In Life Changing Ministries, Inc. v. Canopius US Ins., Inc., No. 5:15-cv-59-Oc-30PRL, 2016 WL 6947341 (M.D. Fla. November 28, 2016) the facts involved a sinkhole claim that the carrier initially denied, the policyholder filed suit, and then the carrier paid. The upshot was that statutory attorney's fees were mandated under Fla. Stat. § 626.9373.
So the District Court awarded attorney's fees under the statute providing that where a policyholder prevails on an insurance claim against a surplus lines carrier in Florida, that policyholder is entitled to its reasonable attorney's fees.
Reluctantly, because the carrier initially denied coverage based on what the District Judge called a "thorough investigation." The carrier's investigation included an engineering report prepared in accordance with prevailing engineering practices, the policyholder's own experts said. The carrier paid the claim after the policyholder's lawyer sent it a report prepared by an engineer retained by the policyholder. Unfortunately for the carrier's exposure to attorney's fees in this case, the carrier paid the policyholder's claim after the policyholder filed a lawsuit.

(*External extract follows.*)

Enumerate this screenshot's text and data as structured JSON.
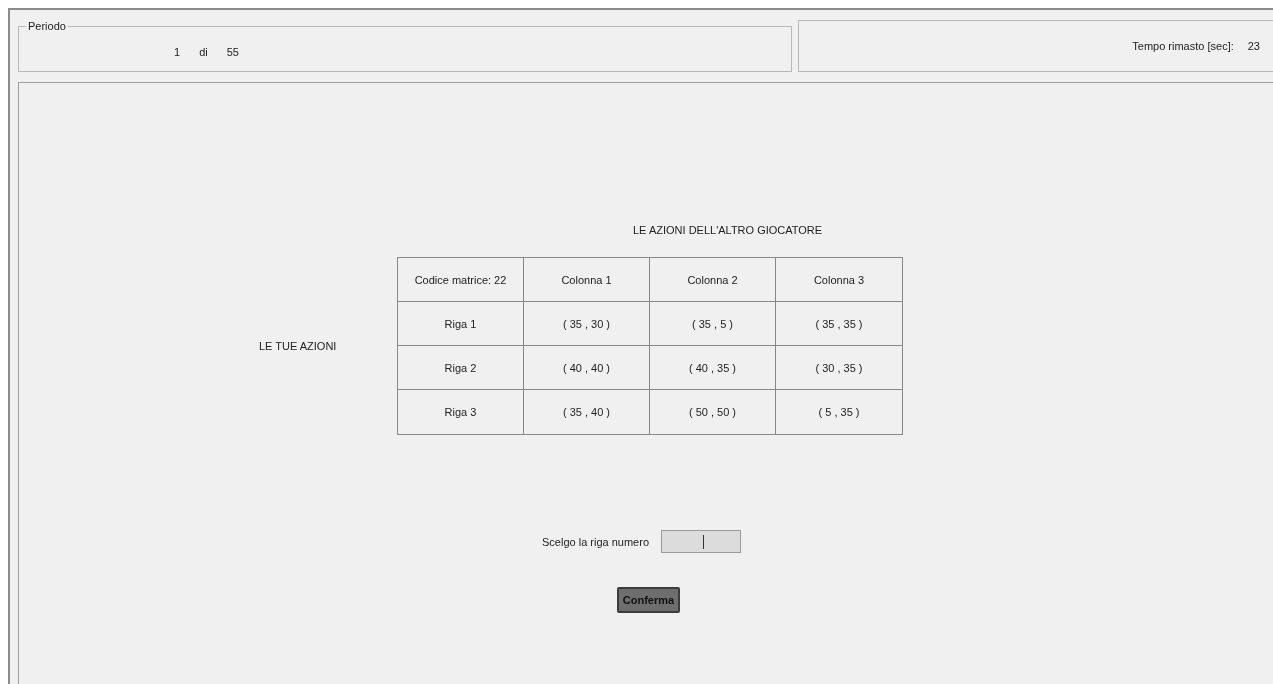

It seems kind of sneaky on the face of it, you have to agree, that the policyholder's attorney sent the report to the carrier after the 30-day "safe harbor" period had come and gone, even though the report had been prepared long before the safe harbor period began. This meant of course that the carrier had no opportunity to "cure" -- at least no opportunity based on the competing engineer's report, although of course it had 30 days to "cure" for any reason it might choose.
The Federal District Court seemed to think that the policyholder's request for statutory attorney's fees, and that the Court's own award of statutory attorney's fees in this case, was the moral equivalent if you will of consequential "bad faith" damages. Not so, Your Honor.

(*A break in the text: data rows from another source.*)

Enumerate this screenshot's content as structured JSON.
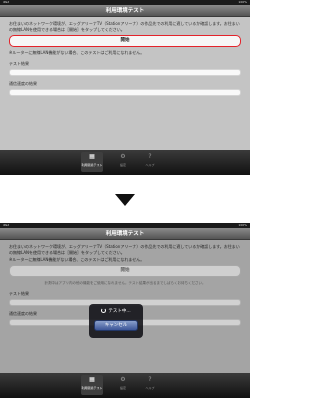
{
  "screen": {
    "status_left": "iPad",
    "status_right": "100%",
    "title": "利用環境テスト",
    "notice": "お住まいのネットワーク環境が、エッグアリーナTV（Stationアリーナ）の作品先での利用に適しているか確認します。お住まいの無線LANを使用できる場合は［開始］をタップしてください。",
    "warning": "※ルーターに無線LAN機能がない場合、このテストはご利用になれません。",
    "start_label": "開始",
    "running_hint": "計測中はアプリ内の他の機能をご使用になれません。テスト結果が出るまでしばらくお待ちください。",
    "test_result_label": "テスト結果",
    "speed_label": "通信速度の結果",
    "tabs": [
      {
        "icon": "▦",
        "label": "利用環境テスト"
      },
      {
        "icon": "⚙",
        "label": "設定"
      },
      {
        "icon": "?",
        "label": "ヘルプ"
      }
    ],
    "hud_text": "テスト中...",
    "cancel_label": "キャンセル"
  },
  "colors": {
    "accent": "#e4232b",
    "nav_bar": "#6a6a6a",
    "content_bg": "#c4c4c4",
    "cancel_button": "#3c5698"
  }
}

The award of statutory attorney's fees was mandated by the Florida Statute because this policyholder prevailed against a surplus lines carrier. Period. The policyholder did not request attorney's fees as consequential damages. As you pointed out, Your Honor, the policyholder in this case "sued for breach of contract in state court[.]" That means that the whole lawsuit was about a breach of contract which, once the policyholder's insurance claim was denied and if the policyholder prevailed on the claim that the insurance contract was breached, then under Florida case law the carrier effectively 'confessed judgment' that the contract was breached when it paid the policyholder's claim after the policyholder filed a lawsuit.
For that matter, although the policyholder served a Civil Remedy Notice of Insurer Violation (CRN) of Florida's so-called bad faith statute, nothing in your opinion reflects that this policyholder ever sued for bad faith in this case.

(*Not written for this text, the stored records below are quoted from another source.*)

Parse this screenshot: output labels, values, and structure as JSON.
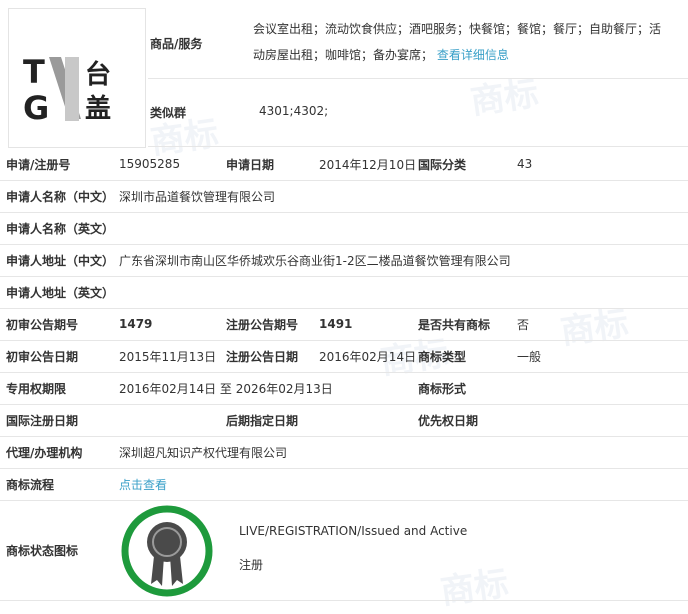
{
  "logo": {
    "alt": "TNGN 台盖 logo"
  },
  "goods": {
    "label": "商品/服务",
    "text": "会议室出租；流动饮食供应；酒吧服务；快餐馆；餐馆；餐厅；自助餐厅；活动房屋出租；咖啡馆；备办宴席；",
    "link": "查看详细信息"
  },
  "similar_group": {
    "label": "类似群",
    "value": "4301;4302;"
  },
  "fields": {
    "reg_no_label": "申请/注册号",
    "reg_no": "15905285",
    "apply_date_label": "申请日期",
    "apply_date": "2014年12月10日",
    "intl_class_label": "国际分类",
    "intl_class": "43",
    "applicant_cn_label": "申请人名称（中文）",
    "applicant_cn": "深圳市品道餐饮管理有限公司",
    "applicant_en_label": "申请人名称（英文）",
    "applicant_en": "",
    "address_cn_label": "申请人地址（中文）",
    "address_cn": "广东省深圳市南山区华侨城欢乐谷商业街1-2区二楼品道餐饮管理有限公司",
    "address_en_label": "申请人地址（英文）",
    "address_en": "",
    "prelim_pub_no_label": "初审公告期号",
    "prelim_pub_no": "1479",
    "reg_pub_no_label": "注册公告期号",
    "reg_pub_no": "1491",
    "shared_label": "是否共有商标",
    "shared": "否",
    "prelim_pub_date_label": "初审公告日期",
    "prelim_pub_date": "2015年11月13日",
    "reg_pub_date_label": "注册公告日期",
    "reg_pub_date": "2016年02月14日",
    "tm_type_label": "商标类型",
    "tm_type": "一般",
    "exclusive_period_label": "专用权期限",
    "exclusive_period": "2016年02月14日 至 2026年02月13日",
    "tm_form_label": "商标形式",
    "tm_form": "",
    "intl_reg_date_label": "国际注册日期",
    "intl_reg_date": "",
    "later_designation_label": "后期指定日期",
    "later_designation": "",
    "priority_date_label": "优先权日期",
    "priority_date": "",
    "agent_label": "代理/办理机构",
    "agent": "深圳超凡知识产权代理有限公司",
    "process_label": "商标流程",
    "process_link": "点击查看",
    "status_icon_label": "商标状态图标",
    "status_en": "LIVE/REGISTRATION/Issued and Active",
    "status_cn": "注册"
  },
  "watermark": "商标",
  "colors": {
    "link": "#3aa0c8",
    "badge_ring": "#1e9a3c",
    "badge_medal": "#4a4a4a",
    "border": "#e6e6e6"
  }
}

But as you pointed out, Your Honor, when you reach the point of actually calculating how much of an award is warranted under the evidence in this case, "[t]he Court, of course, can take this into account when determining the reasonableness of [the policyholder's] attorneys' fees." Life Changing Ministries, Inc. v. Canopius US Ins., Inc., No. 5:15-cv-59-Oc-30PRL, 2016 WL 6947341, at *5 (M.D. Fla. November 28, 2016).